Segundo Cida, no que se refere a ambientes privados, no Brasil, temos muitos registros de abandonos, violências físicas, psicológicas e endividamento do idoso por seus familiares mais próximos. “Estudos indicam que entre 5% e 10% deles sofrem tipos de abuso que não geram lesões no ambiente familiar ou na comunidade. No espaço público, eles são vítimas de violência verbal devido à intolerância de alguns mais jovens; nos transportes públicos, pela falta de gentileza e atenção e nas ruas estão mais vulneráveis a acidentes”.

Aposentado, o engenheiro Ademir Trindade, 71, infelizmente, está dentro desse índice. Ele relata que já passou por diversas situações, mas que duas foram mais marcantes. “A primeira foi quando eu dei a um sobrinho o meu cartão de débito para que ele comprasse alguns medicamentos pra mim. Ele desapareceu no fim de semana e, quando voltou, descobri que havia gastado R$ 1.300 em bares e outros lugares. Fiquei triste, pois confiei nele. Não quis denunciar, mas um dos meus filhos comprou a briga e conseguiu que ele me devolvesse a quantia. Outra foi no Centro de BH. Precisei ir resolver uma pendência no banco e uma pessoa esbarrou em mim e acabou me derrubando no chão. Não parou para ajudar. Sei que ando mais devagar pela idade, mas nada justifica a humilhação que passei”.

Para ele, isso acontece por inúmeros fatores. “As pessoas estão frias e egoístas. Além disso, existe um imediatismo que muitos de nós não conseguem acompanhar. Nós, idosos, estamos no momento de desacelerar. É preciso entender isso e respeitar. Valorizar os idosos, é valorizar o passado”.
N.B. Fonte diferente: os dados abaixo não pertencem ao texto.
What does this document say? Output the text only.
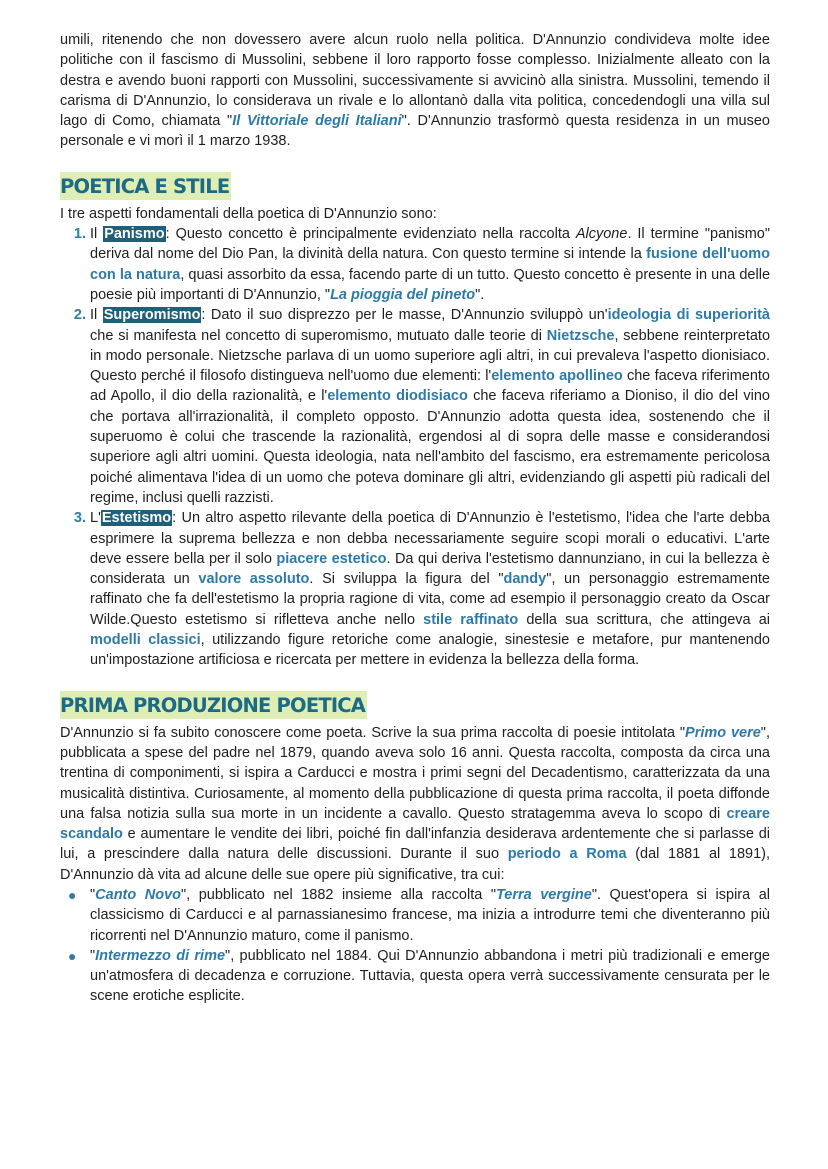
umili, ritenendo che non dovessero avere alcun ruolo nella politica. D'Annunzio condivideva molte idee politiche con il fascismo di Mussolini, sebbene il loro rapporto fosse complesso. Inizialmente alleato con la destra e avendo buoni rapporti con Mussolini, successivamente si avvicinò alla sinistra. Mussolini, temendo il carisma di D'Annunzio, lo considerava un rivale e lo allontanò dalla vita politica, concedendogli una villa sul lago di Como, chiamata "Il Vittoriale degli Italiani". D'Annunzio trasformò questa residenza in un museo personale e vi morì il 1 marzo 1938.

POETICA E STILE

I tre aspetti fondamentali della poetica di D'Annunzio sono:

1. Il Panismo: Questo concetto è principalmente evidenziato nella raccolta Alcyone. Il termine "panismo" deriva dal nome del Dio Pan, la divinità della natura. Con questo termine si intende la fusione dell'uomo con la natura, quasi assorbito da essa, facendo parte di un tutto. Questo concetto è presente in una delle poesie più importanti di D'Annunzio, "La pioggia del pineto".
2. Il Superomismo: Dato il suo disprezzo per le masse, D'Annunzio sviluppò un'ideologia di superiorità che si manifesta nel concetto di superomismo, mutuato dalle teorie di Nietzsche, sebbene reinterpretato in modo personale. Nietzsche parlava di un uomo superiore agli altri, in cui prevaleva l'aspetto dionisiaco. Questo perché il filosofo distingueva nell'uomo due elementi: l'elemento apollineo che faceva riferimento ad Apollo, il dio della razionalità, e l'elemento diodisiaco che faceva riferiamo a Dioniso, il dio del vino che portava all'irrazionalità, il completo opposto. D'Annunzio adotta questa idea, sostenendo che il superuomo è colui che trascende la razionalità, ergendosi al di sopra delle masse e considerandosi superiore agli altri uomini. Questa ideologia, nata nell'ambito del fascismo, era estremamente pericolosa poiché alimentava l'idea di un uomo che poteva dominare gli altri, evidenziando gli aspetti più radicali del regime, inclusi quelli razzisti.
3. L'Estetismo: Un altro aspetto rilevante della poetica di D'Annunzio è l'estetismo, l'idea che l'arte debba esprimere la suprema bellezza e non debba necessariamente seguire scopi morali o educativi. L'arte deve essere bella per il solo piacere estetico. Da qui deriva l'estetismo dannunziano, in cui la bellezza è considerata un valore assoluto. Si sviluppa la figura del "dandy", un personaggio estremamente raffinato che fa dell'estetismo la propria ragione di vita, come ad esempio il personaggio creato da Oscar Wilde.Questo estetismo si rifletteva anche nello stile raffinato della sua scrittura, che attingeva ai modelli classici, utilizzando figure retoriche come analogie, sinestesie e metafore, pur mantenendo un'impostazione artificiosa e ricercata per mettere in evidenza la bellezza della forma.
PRIMA PRODUZIONE POETICA

D'Annunzio si fa subito conoscere come poeta. Scrive la sua prima raccolta di poesie intitolata "Primo vere", pubblicata a spese del padre nel 1879, quando aveva solo 16 anni. Questa raccolta, composta da circa una trentina di componimenti, si ispira a Carducci e mostra i primi segni del Decadentismo, caratterizzata da una musicalità distintiva. Curiosamente, al momento della pubblicazione di questa prima raccolta, il poeta diffonde una falsa notizia sulla sua morte in un incidente a cavallo. Questo stratagemma aveva lo scopo di creare scandalo e aumentare le vendite dei libri, poiché fin dall'infanzia desiderava ardentemente che si parlasse di lui, a prescindere dalla natura delle discussioni. Durante il suo periodo a Roma (dal 1881 al 1891), D'Annunzio dà vita ad alcune delle sue opere più significative, tra cui:

● "Canto Novo", pubblicato nel 1882 insieme alla raccolta "Terra vergine". Quest'opera si ispira al classicismo di Carducci e al parnassianesimo francese, ma inizia a introdurre temi che diventeranno più ricorrenti nel D'Annunzio maturo, come il panismo.
● "Intermezzo di rime", pubblicato nel 1884. Qui D'Annunzio abbandona i metri più tradizionali e emerge un'atmosfera di decadenza e corruzione. Tuttavia, questa opera verrà successivamente censurata per le scene erotiche esplicite.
Cida acrescenta que não há respeito à velhice no Brasil. “Valoriza-se muito a juventude, em detrimento das experiências vividas pelos mais velhos. Somos um povo sem memória e isso nos priva de sermos gratos aos que pavimentaram os caminhos para a sociedade que hoje temos. Para mudarmos esse cenário, é preciso olhar para os idosos como sujeitos que ainda podem nos ensinar, sermos tolerantes e respeitosos”.

Como denunciar

A delegada Marcelle Bacellar, titular da Delegacia Especializada em Atendimento à Pessoa com Deficiência e ao Idoso, reforça que qualquer pessoa pode denunciar a violência. “É dever de todos nós zelar pelo bem-estar e segurança dos idosos. No momento da denúncia, não é preciso provas. A Polícia Civil irá investigar o caso e todos os envolvidos serão ouvidos. Poderão ainda ser feitos exames de corpo de delito, além de exames periciais que possam comprovar a violência”.

A delegada acrescenta que há punições ao agressor. “Os crimes contra idosos estão previstos no Estatuto do Idoso e podem ter penas de detenção ou reclusão e variam entre 6 meses a 12 anos, dependendo de cada crime”

Consequências

Independentemente do tipo, a violência contra a pessoa idosa deixa consequências. A psicóloga Marli Cunha elucida que, pelo aspecto da vulnerabilidade de inúmeros idosos, percebe-se que, em alguns casos, sua capacitação física, intelectual e emocional está diminuída. “Por vezes, fragilizados e com a presença de sintomas físicos de depressão ou de episódios depressivos”.

Segundo a especialista, houve ainda um aumento de ocorrências relacionadas a transtornos de ansiedade diante das inúmeras mortes ocorridas nesse período de confinamento. “Idosos que tinham uma vida prazerosa e repleta de atividades, passaram a ficar temerosos de sair. Outros sequer saem como antes para evitar sofrem algum golpe ou violência. Mas também tem uma parcela que já superou essas situações e retomou a vida com maior cautela”.